In this first event, Navine G. Khan Dossos, Rob Faure Walker, Tarek Younis and Layla Hadj introduced There Is No Alternative in a panel discussion focused on Prevent. Led by some of the contributors to the core research behind the exhibition, this discussion introduces the history and role of Prevent across different areas of civic space in the UK and its wider implications.

Rob Faure Walker has worked as a secondary school teacher in London for over a decade. It was in this capacity that he first saw the ‘chilling effect’ of Prevent in the classroom. He also runs The Prevent Digest – a website and newsletter gathering together updated press and data on the Prevent duty, ‘extremism’ and ‘radicalisation’, which offers an invaluable resource for academics, policymakers and others interested in this area. Layla Hadj speaks about the wider context of Prevent within the Surveillance Industry, in particular the problematics of ‘safeguarding’ in relation to gender, from her position as managing director of independent, grassroots organisation CAGE. Tarek Younis approaches Prevent in the light of his work within Clinical Psychology and the current impact of the strategy in healthcare, and the lived experiences of staff since the designation of the NHS as a pre-criminal space. He researches and writes on Islamophobia, the securitisation and racism of mental health, and how counter-radicalisation enters into clinical logic. Navine G. Khan-Dossos introduces her research into the visual language and graphic design surrounding Prevent and discusses how the paintings in the space are being generated out of the workshops and events programme.

Speakers Biographies:

Dr Rob Faure Walker has recently completed a PhD thesis at UCL Institute of Education. His work investigates the emergence of ‘extremism’ and ‘radicalisation’ in political discourse and theorises that this new policy focus has the capacity to promote rather than prevent violence. He has also worked as a secondary school teacher in London for over a decade and it was in this capacity that he first saw that ‘chilling effect’; of Prevent in the classroom. Since 2017 he has been running the Prevent Digest website and newsletter.

Dr Layla Hadj is managing Director of CAGE, an independent, grassroots organisation who campaign against discriminatory state policies and advocate for due process and the rule of law, empowering communities through educational workshops, community events and informative seminars.

Dr Tarek Younis is cultural psychologist with a PhD/PsyD in Clinical Psychology. He is an Honorary Research Associate at University College London. His British Academy postdoctoral fellowship explored the racialization of statutory counter- terrorism policies in the NHS, and its impact on British Muslim mental health access. Otherwise his research interests revolve around the cultural and political dimensions of mental health (theory and intervention) at the intersection of cultural psychology and medical sociology.
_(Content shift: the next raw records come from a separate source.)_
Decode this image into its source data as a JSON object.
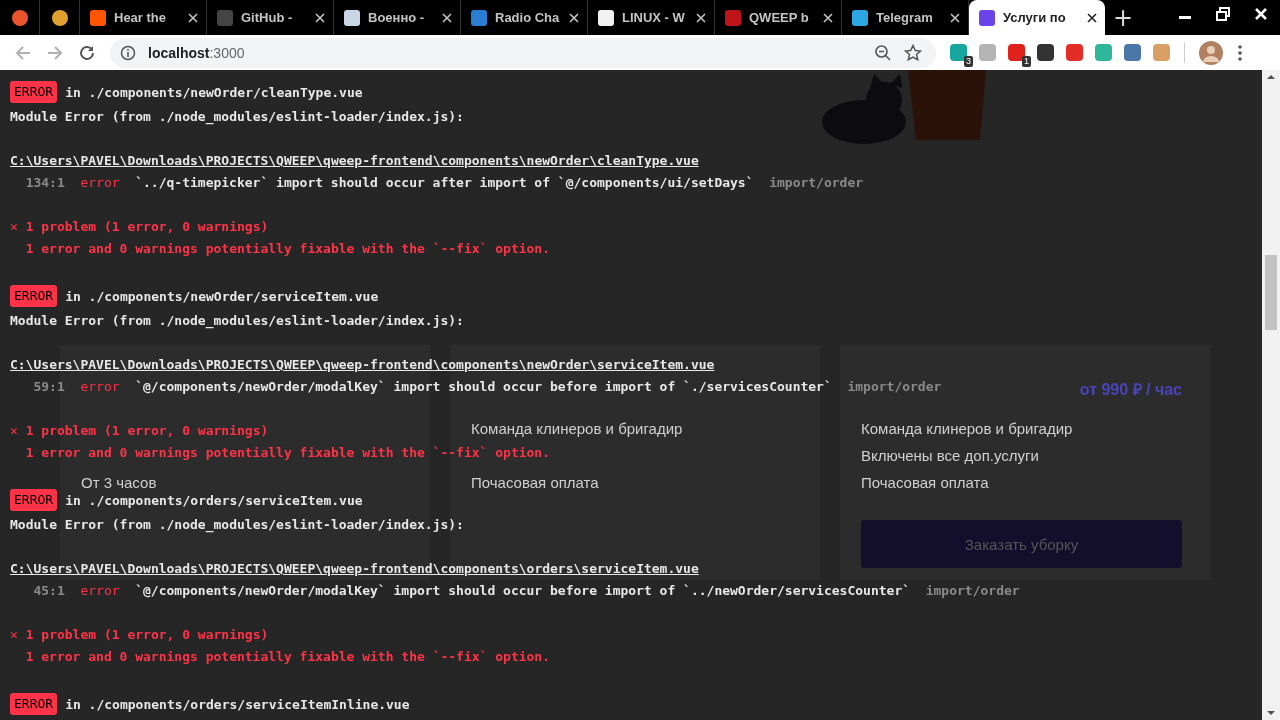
{
  "browser": {
    "tabs": [
      {
        "kind": "pinned",
        "color": "#e8542e",
        "selected": false
      },
      {
        "kind": "pinned",
        "color": "#e0a030",
        "selected": false
      },
      {
        "kind": "tab",
        "title": "Hear the",
        "color": "#ff5500",
        "selected": false
      },
      {
        "kind": "tab",
        "title": "GitHub -",
        "color": "#444444",
        "selected": false
      },
      {
        "kind": "tab",
        "title": "Военно -",
        "color": "#c9d6e6",
        "selected": false
      },
      {
        "kind": "tab",
        "title": "Radio Cha",
        "color": "#2b7cd3",
        "selected": false
      },
      {
        "kind": "tab",
        "title": "LINUX - W",
        "color": "#f2f2f2",
        "selected": false
      },
      {
        "kind": "tab",
        "title": "QWEEP b",
        "color": "#c0141b",
        "selected": false
      },
      {
        "kind": "tab",
        "title": "Telegram",
        "color": "#2ca5e0",
        "selected": false
      },
      {
        "kind": "tab",
        "title": "Услуги по",
        "color": "#6b45e8",
        "selected": true
      }
    ],
    "new_tab": "+",
    "address": {
      "host": "localhost",
      "port": ":3000"
    },
    "extensions": [
      {
        "color": "#17a5a0",
        "badge": "3"
      },
      {
        "color": "#b5b5b5"
      },
      {
        "color": "#e0201b",
        "badge": "1"
      },
      {
        "color": "#333333"
      },
      {
        "color": "#e52d27"
      },
      {
        "color": "#2fb59a"
      },
      {
        "color": "#4a76a8"
      },
      {
        "color": "#d9a066"
      }
    ]
  },
  "page": {
    "cards": [
      {
        "features": [
          "От 3 часов"
        ]
      },
      {
        "features": [
          "Команда клинеров и бригадир",
          "Почасовая оплата"
        ]
      },
      {
        "price": "от 990 ₽ / час",
        "features": [
          "Команда клинеров и бригадир",
          "Включены все доп.услуги",
          "Почасовая оплата"
        ],
        "button": "Заказать уборку"
      }
    ]
  },
  "errors": [
    {
      "badge": "ERROR",
      "file": "in ./components/newOrder/cleanType.vue",
      "source": "Module Error (from ./node_modules/eslint-loader/index.js):",
      "path": "C:\\Users\\PAVEL\\Downloads\\PROJECTS\\QWEEP\\qweep-frontend\\components\\newOrder\\cleanType.vue",
      "location": "134:1",
      "severity": "error",
      "message": "`../q-timepicker` import should occur after import of `@/components/ui/setDays`",
      "rule": "import/order",
      "summary": "✕ 1 problem (1 error, 0 warnings)",
      "hint": "1 error and 0 warnings potentially fixable with the `--fix` option."
    },
    {
      "badge": "ERROR",
      "file": "in ./components/newOrder/serviceItem.vue",
      "source": "Module Error (from ./node_modules/eslint-loader/index.js):",
      "path": "C:\\Users\\PAVEL\\Downloads\\PROJECTS\\QWEEP\\qweep-frontend\\components\\newOrder\\serviceItem.vue",
      "location": "59:1",
      "severity": "error",
      "message": "`@/components/newOrder/modalKey` import should occur before import of `./servicesCounter`",
      "rule": "import/order",
      "summary": "✕ 1 problem (1 error, 0 warnings)",
      "hint": "1 error and 0 warnings potentially fixable with the `--fix` option."
    },
    {
      "badge": "ERROR",
      "file": "in ./components/orders/serviceItem.vue",
      "source": "Module Error (from ./node_modules/eslint-loader/index.js):",
      "path": "C:\\Users\\PAVEL\\Downloads\\PROJECTS\\QWEEP\\qweep-frontend\\components\\orders\\serviceItem.vue",
      "location": "45:1",
      "severity": "error",
      "message": "`@/components/newOrder/modalKey` import should occur before import of `../newOrder/servicesCounter`",
      "rule": "import/order",
      "summary": "✕ 1 problem (1 error, 0 warnings)",
      "hint": "1 error and 0 warnings potentially fixable with the `--fix` option."
    },
    {
      "badge": "ERROR",
      "file": "in ./components/orders/serviceItemInline.vue"
    }
  ]
}
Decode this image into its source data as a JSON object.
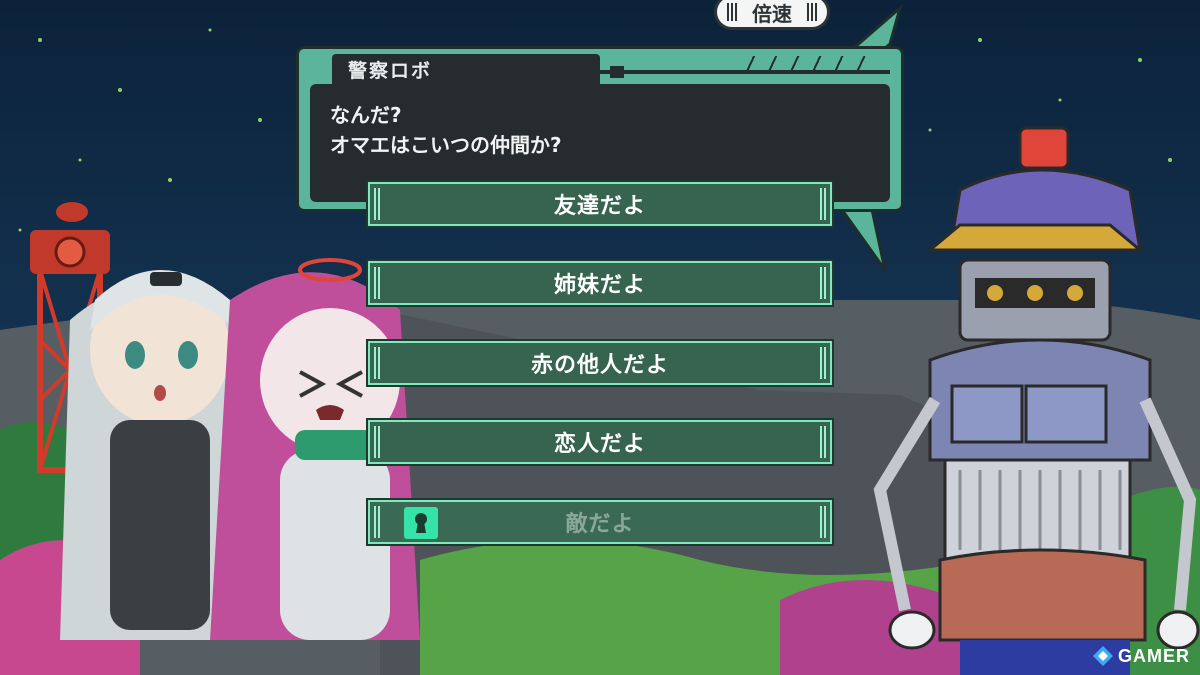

He teaches on the impact of culture, religion, globalization and policy changes on psychological interventions.

Navine G. Khan-Dossos is a visual artist based in Athens.
Her interests include Orientalism in the digital realm, geometry as information and decoration, image calibration, and aniconism in contemporary culture. She has developed a form of geometric abstraction that merges the traditional Aniconism of Islamic art with the algorithmic nature of the interconnected world we live in. This is not the formal abstraction we understand from the western history of art, but something essentially informational, and committed to investigation and communication. Khan-Dossos is a painter, and uses this medium and its history to ask fundamental questions about the ways in which we see, understand, and represent the world around us. Her work often responds to a sense of place, and increasingly takes the form of murals and site-specific installations.